‘Banaliz(ação)’: um olhar sobre o comportamento geral do público nos teatros

Gilberto Bartholo

Gilberto Bartholo

67 anos, é ator, professor, crítico teatral e jurado do Prêmio Botequim Cultural.

Prazer! Sou Gilberto Bartholo, 67 anos, ator, professor, crítico teatral, jurado do Prêmio Botequim Cultural (já pertenci ao júri da Aptr) e mordido pelo bichinho do teatro desde sempre, mas, “oficialmente”, aos 15 anos de idade, depois de ter assistido a uma leitura dramatizada de “A Margem da Vida” (The Glass Menagerie), de Tennessee Williams.
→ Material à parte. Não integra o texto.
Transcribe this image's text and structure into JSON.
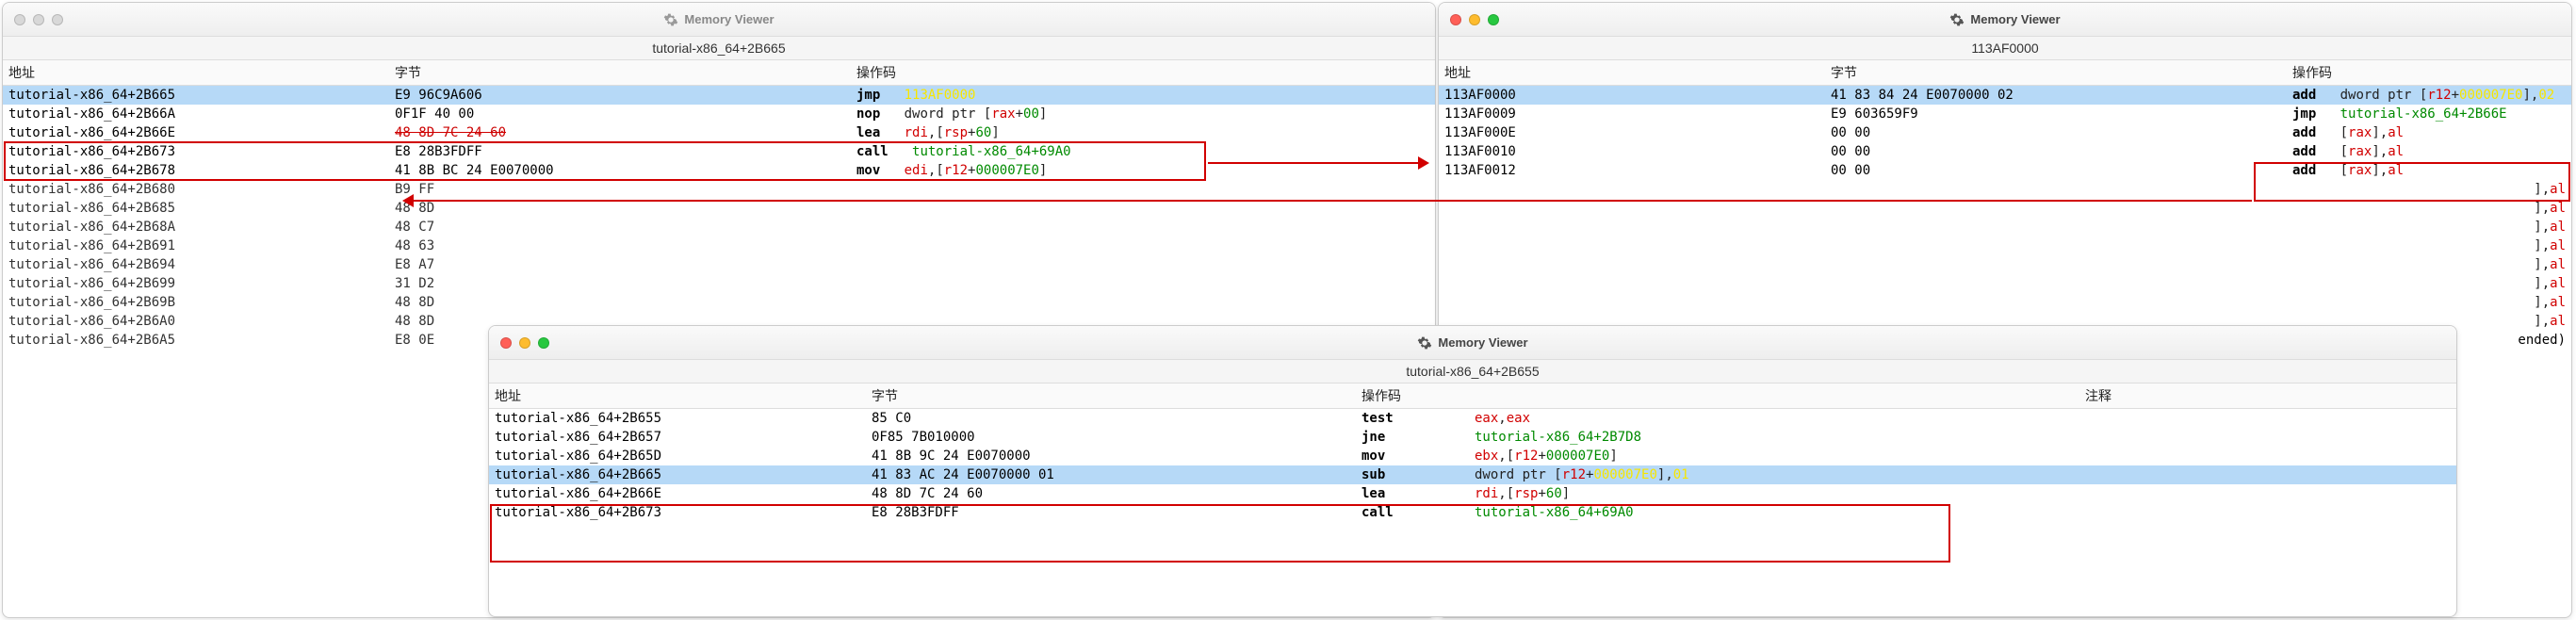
{
  "app_title": "Memory Viewer",
  "gear_color_gray": "#9a9a9a",
  "gear_color_dark": "#555",
  "windowA": {
    "subtitle": "tutorial-x86_64+2B665",
    "headers": {
      "addr": "地址",
      "bytes": "字节",
      "op": "操作码"
    },
    "rows": [
      {
        "addr": "tutorial-x86_64+2B665",
        "bytes": "E9 96C9A606",
        "mn": "jmp",
        "args": [
          [
            "yellow",
            "113AF0000"
          ]
        ],
        "sel": true
      },
      {
        "addr": "tutorial-x86_64+2B66A",
        "bytes": "0F1F 40 00",
        "mn": "nop",
        "args": [
          [
            "dark",
            "dword ptr ["
          ],
          [
            "red",
            "rax"
          ],
          [
            "dark",
            "+"
          ],
          [
            "green",
            "00"
          ],
          [
            "dark",
            "]"
          ]
        ]
      },
      {
        "addr": "tutorial-x86_64+2B66E",
        "bytes": "48 8D 7C 24 60",
        "bytes_struck": true,
        "mn": "lea",
        "args": [
          [
            "red",
            "rdi"
          ],
          [
            "dark",
            ",["
          ],
          [
            "red",
            "rsp"
          ],
          [
            "dark",
            "+"
          ],
          [
            "green",
            "60"
          ],
          [
            "dark",
            "]"
          ]
        ]
      },
      {
        "addr": "tutorial-x86_64+2B673",
        "bytes": "E8 28B3FDFF",
        "mn": "call",
        "args": [
          [
            "green",
            "tutorial-x86_64+69A0"
          ]
        ]
      },
      {
        "addr": "tutorial-x86_64+2B678",
        "bytes": "41 8B BC 24 E0070000",
        "mn": "mov",
        "args": [
          [
            "red",
            "edi"
          ],
          [
            "dark",
            ",["
          ],
          [
            "red",
            "r12"
          ],
          [
            "dark",
            "+"
          ],
          [
            "green",
            "000007E0"
          ],
          [
            "dark",
            "]"
          ]
        ]
      }
    ],
    "rows_trunc": [
      {
        "addr": "tutorial-x86_64+2B680",
        "bytes": "B9 FF"
      },
      {
        "addr": "tutorial-x86_64+2B685",
        "bytes": "48 8D"
      },
      {
        "addr": "tutorial-x86_64+2B68A",
        "bytes": "48 C7"
      },
      {
        "addr": "tutorial-x86_64+2B691",
        "bytes": "48 63"
      },
      {
        "addr": "tutorial-x86_64+2B694",
        "bytes": "E8 A7"
      },
      {
        "addr": "tutorial-x86_64+2B699",
        "bytes": "31 D2"
      },
      {
        "addr": "tutorial-x86_64+2B69B",
        "bytes": "48 8D"
      },
      {
        "addr": "tutorial-x86_64+2B6A0",
        "bytes": "48 8D"
      },
      {
        "addr": "tutorial-x86_64+2B6A5",
        "bytes": "E8 0E"
      }
    ]
  },
  "windowB": {
    "subtitle": "113AF0000",
    "headers": {
      "addr": "地址",
      "bytes": "字节",
      "op": "操作码"
    },
    "rows": [
      {
        "addr": "113AF0000",
        "bytes": "41 83 84 24 E0070000 02",
        "mn": "add",
        "args": [
          [
            "dark",
            "dword ptr ["
          ],
          [
            "red",
            "r12"
          ],
          [
            "dark",
            "+"
          ],
          [
            "yellow",
            "000007E0"
          ],
          [
            "dark",
            "],"
          ],
          [
            "yellow",
            "02"
          ]
        ],
        "sel": true
      },
      {
        "addr": "113AF0009",
        "bytes": "E9 603659F9",
        "mn": "jmp",
        "args": [
          [
            "green",
            "tutorial-x86_64+2B66E"
          ]
        ]
      },
      {
        "addr": "113AF000E",
        "bytes": "00 00",
        "mn": "add",
        "args": [
          [
            "dark",
            "["
          ],
          [
            "red",
            "rax"
          ],
          [
            "dark",
            "],"
          ],
          [
            "red",
            "al"
          ]
        ]
      },
      {
        "addr": "113AF0010",
        "bytes": "00 00",
        "mn": "add",
        "args": [
          [
            "dark",
            "["
          ],
          [
            "red",
            "rax"
          ],
          [
            "dark",
            "],"
          ],
          [
            "red",
            "al"
          ]
        ]
      },
      {
        "addr": "113AF0012",
        "bytes": "00 00",
        "mn": "add",
        "args": [
          [
            "dark",
            "["
          ],
          [
            "red",
            "rax"
          ],
          [
            "dark",
            "],"
          ],
          [
            "red",
            "al"
          ]
        ]
      }
    ],
    "tail": [
      "],al",
      "],al",
      "],al",
      "],al",
      "],al",
      "],al",
      "],al",
      "],al",
      "ended)"
    ]
  },
  "windowC": {
    "subtitle": "tutorial-x86_64+2B655",
    "headers": {
      "addr": "地址",
      "bytes": "字节",
      "op": "操作码",
      "note": "注释"
    },
    "rows": [
      {
        "addr": "tutorial-x86_64+2B655",
        "bytes": "85 C0",
        "mn": "test",
        "args": [
          [
            "red",
            "eax"
          ],
          [
            "dark",
            ","
          ],
          [
            "red",
            "eax"
          ]
        ]
      },
      {
        "addr": "tutorial-x86_64+2B657",
        "bytes": "0F85 7B010000",
        "mn": "jne",
        "args": [
          [
            "green",
            "tutorial-x86_64+2B7D8"
          ]
        ]
      },
      {
        "addr": "tutorial-x86_64+2B65D",
        "bytes": "41 8B 9C 24 E0070000",
        "mn": "mov",
        "args": [
          [
            "red",
            "ebx"
          ],
          [
            "dark",
            ",["
          ],
          [
            "red",
            "r12"
          ],
          [
            "dark",
            "+"
          ],
          [
            "green",
            "000007E0"
          ],
          [
            "dark",
            "]"
          ]
        ]
      },
      {
        "addr": "tutorial-x86_64+2B665",
        "bytes": "41 83 AC 24 E0070000 01",
        "mn": "sub",
        "args": [
          [
            "dark",
            "dword ptr ["
          ],
          [
            "red",
            "r12"
          ],
          [
            "dark",
            "+"
          ],
          [
            "yellow",
            "000007E0"
          ],
          [
            "dark",
            "],"
          ],
          [
            "yellow",
            "01"
          ]
        ],
        "sel": true
      },
      {
        "addr": "tutorial-x86_64+2B66E",
        "bytes": "48 8D 7C 24 60",
        "mn": "lea",
        "args": [
          [
            "red",
            "rdi"
          ],
          [
            "dark",
            ",["
          ],
          [
            "red",
            "rsp"
          ],
          [
            "dark",
            "+"
          ],
          [
            "green",
            "60"
          ],
          [
            "dark",
            "]"
          ]
        ]
      },
      {
        "addr": "tutorial-x86_64+2B673",
        "bytes": "E8 28B3FDFF",
        "mn": "call",
        "args": [
          [
            "green",
            "tutorial-x86_64+69A0"
          ]
        ]
      }
    ]
  }
}
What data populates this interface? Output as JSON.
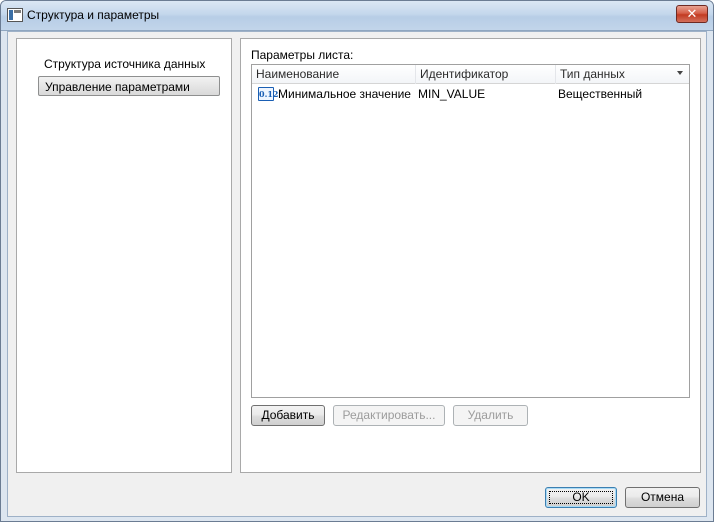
{
  "window": {
    "title": "Структура и параметры",
    "close_glyph": "✕"
  },
  "nav": {
    "items": [
      {
        "label": "Структура источника данных",
        "active": false
      },
      {
        "label": "Управление параметрами",
        "active": true
      }
    ]
  },
  "params": {
    "label": "Параметры листа:",
    "columns": [
      "Наименование",
      "Идентификатор",
      "Тип данных"
    ],
    "rows": [
      {
        "icon": "0.12",
        "name": "Минимальное значение",
        "id": "MIN_VALUE",
        "type": "Вещественный"
      }
    ],
    "add_label": "Добавить",
    "edit_label": "Редактировать...",
    "delete_label": "Удалить"
  },
  "footer": {
    "ok_label": "OK",
    "cancel_label": "Отмена"
  },
  "colors": {
    "accent": "#3c7fb1",
    "close_red": "#c23b22",
    "icon_blue": "#1a5fb4"
  }
}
Feliz pelo convite para ocupar este espaço, farei uso dele com o objetivo de rabiscar sobre as coisas que envolvem este mágico mundo de realidade transformada em ficção. Críticas, principalmente.

Escolhi, para este primeiro texto, falar sobre o comportamento, em geral, das pessoas que frequentam teatro no Brasil, principalmente no Rio de Janeiro e em São Paulo, as duas praças que visito habitualmente. Moro no Rio e é claro que o que vou escrever não diz respeito a todos, mas, infelizmente, atinge uma boa parcela dos ditos “espectadores”. Vou ao teatro, no mínimo, seis vezes por semana, quando não vou todos os dias e falo com experiência. No ano passado, assisti a 321 espetáculos, alguns repetidos.

Ninguém vai a um velório de sunga ou de biquíni; ninguém vai à praia de terno ou de vestido longo. Não! Não é dos trajes das pessoas que vou falar. Cada um que se vista como bem entender! É apenas para que se tenha uma ideia da dimensão do que desejo abordar: a adequação de comportamento; não no trajar, mas no comportar-se como um espectador. Também se aplica ao cinema ou a outros locais de lazer.

Quem se propõe a sair de sua casa, para ir a um teatro, expondo-se a vários perigos, disposto a gastar uma quantia, às vezes, considerável, com ingressos, combustível, estacionamento e um eventual jantar, deve ter em mente que o espetáculo tem de ser aproveitado do primeiro ao último minuto, e que ninguém tem o direito de estragar o deleite alheio.

É inadmissível que se durma numa plateia; que se converse, o tempo todo, com o (a) acompanhante, mesmo que seja para fazer comentários sobre o que se está vendo; que se faça piquenique nas poltronas, com a produção de sons desagradáveis. Há lugar e momento para tudo.

A maior das “heresias” é fazer uso do telefone celular, da forma que for. Para mim, isso é uma doença, na iminência de se transformar numa epidemia. Acima de tudo, trata-se de uma grande falta de educação e de consideração, para com os artistas e as pessoas ao seu redor. Incomoda, atrapalha, tira a concentração… Teatro não combina com celular!!!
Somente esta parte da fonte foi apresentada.